COSENZA Il 57% degli enti locali del Mezzogiorno ha un livello di offerta di servizi inferiore a quella media degli enti con caratteristiche simili. La persistenza dei divari infrastrutturali e nell’offerta dei servizi rispetto al Nord riflette in parte una carenza di risorse che si è accentuata nel decennio precedente la pandemia per effetto delle politiche di consolidamento dei conti pubblici. Il dato emerge dal rapporto “Il divario Nord-Sud: sviluppo economico e intervento pubblico” di Banca d’Italia presentato all’Unical. «Nelle due aree del Paese vi sono, dunque, divari nei diritti di cittadinanza», spiega la professoressa Rosanna Nisticò, docente di Economia applicata all’UniCal.
«Quello che emerge, in estrema sintesi, da questo rapporto è che il Mezzogiorno sta attraversando contemporaneamente tre crisi capitali: economica, di disuguaglianza e infine demografica», sostiene Nisticò. Ovviamente queste tre crisi non sono separate ma si autoalimentano e si rafforzano «perché ovviamente la disuguaglianza si riflette sia sul campo economico ma anche su altri aspetti della qualità della vita come l’istruzione, la sanità, la giustizia, la sicurezza personale, l’accessibilità dei luoghi» e questo «determina una scarsa attrattività, sia per coloro che nascono in Calabria e poi decidono di emigrare altrove e sia per chi sceglie di non raggiungere nella nostra regione».

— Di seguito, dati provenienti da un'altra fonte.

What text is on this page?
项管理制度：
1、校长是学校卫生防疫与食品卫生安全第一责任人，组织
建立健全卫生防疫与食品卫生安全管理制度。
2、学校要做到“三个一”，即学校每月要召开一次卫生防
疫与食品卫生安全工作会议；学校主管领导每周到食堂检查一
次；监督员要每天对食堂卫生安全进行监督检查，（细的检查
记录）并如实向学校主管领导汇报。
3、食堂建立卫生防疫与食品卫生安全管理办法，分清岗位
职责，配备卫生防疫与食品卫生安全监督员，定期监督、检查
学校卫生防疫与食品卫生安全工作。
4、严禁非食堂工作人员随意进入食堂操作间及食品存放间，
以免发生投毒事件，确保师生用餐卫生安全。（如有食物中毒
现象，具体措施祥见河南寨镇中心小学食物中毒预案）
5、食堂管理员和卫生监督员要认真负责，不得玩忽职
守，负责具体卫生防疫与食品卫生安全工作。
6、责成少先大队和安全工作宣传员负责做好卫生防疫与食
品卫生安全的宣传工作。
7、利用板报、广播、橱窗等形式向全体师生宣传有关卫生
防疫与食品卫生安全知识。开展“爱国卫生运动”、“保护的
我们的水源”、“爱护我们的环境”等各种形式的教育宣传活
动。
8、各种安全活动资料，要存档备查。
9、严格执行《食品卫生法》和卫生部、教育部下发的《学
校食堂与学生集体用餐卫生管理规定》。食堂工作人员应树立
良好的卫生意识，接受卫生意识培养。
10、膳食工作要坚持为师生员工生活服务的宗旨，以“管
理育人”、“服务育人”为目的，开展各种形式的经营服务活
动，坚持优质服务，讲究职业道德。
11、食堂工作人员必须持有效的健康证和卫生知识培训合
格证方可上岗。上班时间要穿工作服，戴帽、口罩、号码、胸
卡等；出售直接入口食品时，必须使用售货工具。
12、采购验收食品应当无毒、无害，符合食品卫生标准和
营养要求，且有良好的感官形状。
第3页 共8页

Secondo Nisticò, «la bassa qualità della vita nel Mezzogiorno, rispetto ad altre aree del Paese, non consente neanche di trattenere le persone immigrate e dunque tamponare il declino demografico». Quali sono gli strumenti più idonei a contrastare la crisi demografica? «Possiamo aggredire il problema in due modi o per via esogena, cercando di trattenere le persone che vogliono arrivare nel nostro Paese e quindi gli immigrati, oppure per via endogena cioè aumentando le nascite». Su quest’ultimo punto, Nisticò precisa: «Il progetto di un figlio chiaramente non è soltanto uno slogan, ma ha bisogno di politiche concrete non solo creando le migliori condizioni di lavoro ma anche favorendo migliori condizioni politiche per la famiglia».
L’argomento è di stretta attualità e il dibattito è rovente. L’autonomia differenziata «preoccupa molto» la professoressa Nisticò. «Alcuni presidenti di Regioni meridionali hanno votato a favore dell’autonomia differenziata prima ancora di stabilire la definizione di livelli essenziali di prestazione (Lep), è un nodo fondamentale». Cosa non la convince? «Per chi studia i divari territoriali, l’autonomia differenziata è una variabile, una sorta di mina vagante e spaventa moltissimo se pensiamo a come sarà attuata e come garantirà a tutti i cittadini medesima fruizione di qualità e quantità dei servizi pubblici essenziali».
Approvato in tempi stretti e con l’urgenza di garantire al Paese la ripartenza dopo la devastante crisi pandemica, il Pnrr se da una parte consente di poter contare su danari e risorse dall’altra parte, invece, lascia qualche dubbio sul reale contributo in relazione al piano dei bisogni. «Preoccupa la mancanza di una visione complessiva di sviluppo del Paese. Basta avere i soldi per avviare i cantieri? Servono a ridurre le diseguaglianze nei bisogni dei cittadini?», si chiede Nisticò. «Per esempio, sappiamo che il riequilibrio territoriale è un obiettivo trasversale del Pnrr e dunque gli investimenti potrebbero essere orientati a soddisfare questa esigenza. Ma in quale misura? E soprattutto, troveremo le risorse per far sì che non rimangano solo i manufatti, che non restino soltanto i centri di medicina senza medici ed infermieri che li vadano a popolare?».